Like many teas, rooibos is high in antioxidants which can help to slow ageing and prevent cancer. In green tea, the primary beneficial flavonoids are catechins like epigallocatechin gallete. In rooibos, these benefits come from aspalathin and nothofagin. That’s more good news for your rooibos-loving friends, seeing as studies suggest aspalathin is even more effective at combating free radicals (1). Despite green tea getting all the attention for its antioxidant properties then, rooibos may actually have it beat. Presumably green tea just has the better PR guy…
Note that red rooibos tea seems to be slightly inferior to green rooibos tea when it comes to the antioxidant properties.

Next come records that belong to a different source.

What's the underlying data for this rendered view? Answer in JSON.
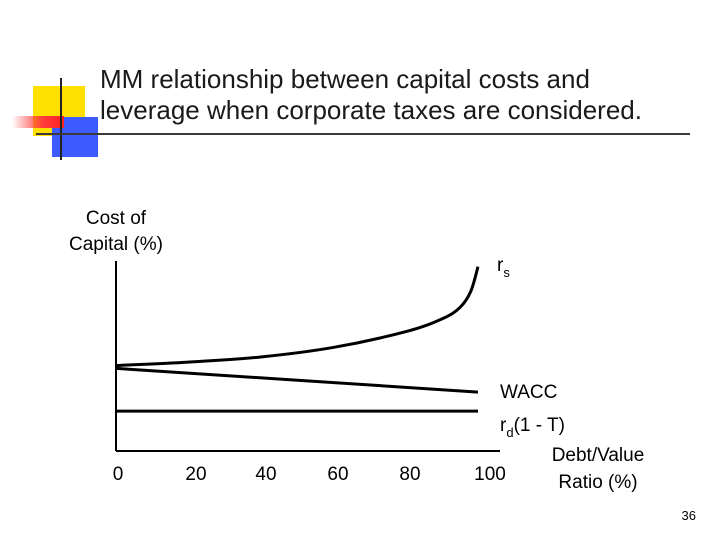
{
  "slide": {
    "title": "MM relationship between capital costs and\nleverage when corporate taxes are considered.",
    "page_number": "36"
  },
  "colors": {
    "accent_yellow": "#ffe000",
    "accent_blue": "#3d5bff",
    "accent_red": "#ff2020"
  },
  "chart_data": {
    "type": "line",
    "ylabel_line1": "Cost of",
    "ylabel_line2": "Capital (%)",
    "xlabel_line1": "Debt/Value",
    "xlabel_line2": "Ratio (%)",
    "x_ticks": [
      "0",
      "20",
      "40",
      "60",
      "80",
      "100"
    ],
    "xlim": [
      0,
      100
    ],
    "ylim": [
      0,
      100
    ],
    "grid": false,
    "series": [
      {
        "name": "rs",
        "label_main": "r",
        "label_sub": "s",
        "x": [
          0,
          20,
          40,
          60,
          80,
          90,
          95,
          98,
          100
        ],
        "y": [
          45,
          46.8,
          49.5,
          54.5,
          62.8,
          69.5,
          75.5,
          84,
          97
        ]
      },
      {
        "name": "WACC",
        "label_main": "WACC",
        "label_sub": "",
        "x": [
          0,
          100
        ],
        "y": [
          43.5,
          31
        ]
      },
      {
        "name": "rd(1 - T)",
        "label_main": "r",
        "label_sub": "d",
        "label_tail": "(1 - T)",
        "x": [
          0,
          100
        ],
        "y": [
          21,
          21
        ]
      }
    ]
  }
}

Whereas black tea is a vasoconstrictor, meaning that it can increase blood pressure and exacerbate migraines (stop drinking tea to cure hangovers!), rooibos is actually a vasodilator. That means that it helps to relax the blood vessels so that they increase in diameter. This in turn allows blood to flow more easily around the body, immediately lowering blood pressure and reducing the risk of cardiovascular disease. This also means that rooibos might have indirect benefits for preventing type 2 diabetes.
Vitamins and Minerals
On top of all this, rooibos tea is also high in a number of useful minerals including calcium, iron, potassium, copper, fluoride, manganese and zinc.